Shortbread, etc.

Inspired by a trip to Penzeys yesterday, I made lavender shortbread tonight. I modified a Smitten Kitchen recipe, mainly just by adding the lavender. Although I apparently wasn’t paying close enough attention because when I got to the “put dough in pan” step, I thought, “Huh. This is a really wet dough.” Upon rechecking the recipe, I realized I had doubled the butter by mistake. So I doubled the rest of the recipe and added a tablespoon of lavender.

Blog author’s past, singular, experience of lavender shortbread here. Please note that I was a thin, crisp iteration of shortbread, with a delicate, dare I say, teasing aroma of lavender.
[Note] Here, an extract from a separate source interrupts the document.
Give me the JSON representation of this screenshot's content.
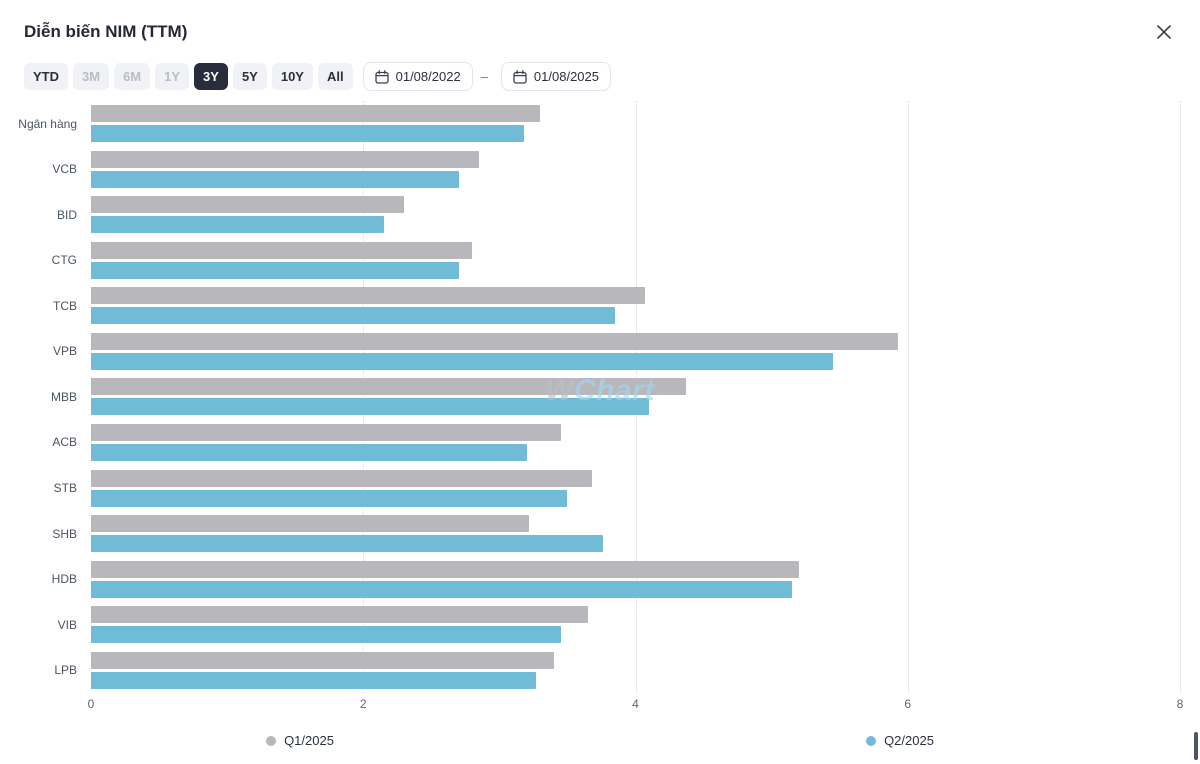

So I got to the dough-in-pan step again. And I tasted the dough. Which tasted at first like a sweet, strong lavender and then punched me in the mouth with camphor. Blech. In an effort to be thrifty with my butter though, I looked for salvation. Yes, I doubled the recipe again and added the new batch to to lavender-toxic batch. Luckily, that brought the lavender down to non-hazardous levels. For anyone keeping track at home, I now have a quadrupled shortbread in the works.

Is there anything wrong with baking an enter cookie sheet of lavender? I don’t mean I had enough pieces to fill a cookie sheet for baking, I mean the pan was spread edge to edge with shortbread dough.

Me again. Is shortbread a dough or a batter? And should it be over an inch thick on the pan?

I baked the entire thing for 45 minutes, then cut it up into pieces to bake for an additional 15 minutes. The flavor is good, but I’m thinking I need to work on my shortbread wrangling if I’m going to produce something more attractive than this:


Why yes, I did enjoy a piece.

As you can see, it’s not the prettiest looking cookie. But the taste is good, which is nice, since I’ll be eating it for about a month. It has a fine crumb, but the appropriately dense, flaky texture I fancy in a shortbread.

I can safely rest on my pedestal. Those lumps didn’t stand a chance of touching me.

I’m also thinking these would do very well in a gluten-free recipe. There’s no rising and you need about a metric ton of butter, meaning some of the less desirable flavors associated with the many forms of GF flour should be masked. The plain shortbread recipe is also very easy to tweak, just maybe start with less than a tablespoon of another flavor.

I made a few other goodies today: pretzels(a fav for Himself and I), kale with apricots, and a potentially/truly bad fudge. I had some coconut milk that had been sitting in the fridge for a little too long, so I found a coconut milk fudge recipe. Lacking condensed milk, I used cream, agave nectar and peanut butter, then thought it wasn’t very sweet, so I poured salted caramel on top. And I may have burned the caramel.

All of these details and information are (I’m now realizing) a long-winded way of saying some days in the kitchen are more adventurous than others. I hadn’t spent a solid afternoon/evening cooking or baking in a while, since the rental house kitchen is teeny. But I was in need of the kind of therapy that produces a minor backache and week’s worth of food/month’s worth of shortbread. I got my therapy, we got a good dinner, and hopefully I won’t poison us with that fudge.

Last thing: My all-time favorite cookbook is Appetite, by Nigel Slater. He’s a wonderfully British home cook who has an amazing voice for food and cooking. He’s so encouraging that reading his recipes are like having your kindergarten teacher showing you how to cook, as in you can do no wrong and will almost certainly receive a gold star, even if you make something inedible, because hey, we’re learning, right? He is a cook clearly familiar with adventurous (read: unsuccessful) cooking days and pushes the reader to have them too. Ultimately, if you make bad food, you can probably get takeout or make a peanut butter sandwich. Therefore, take chances and have fun. This concept is not rocket surgery. But it’s very comforting.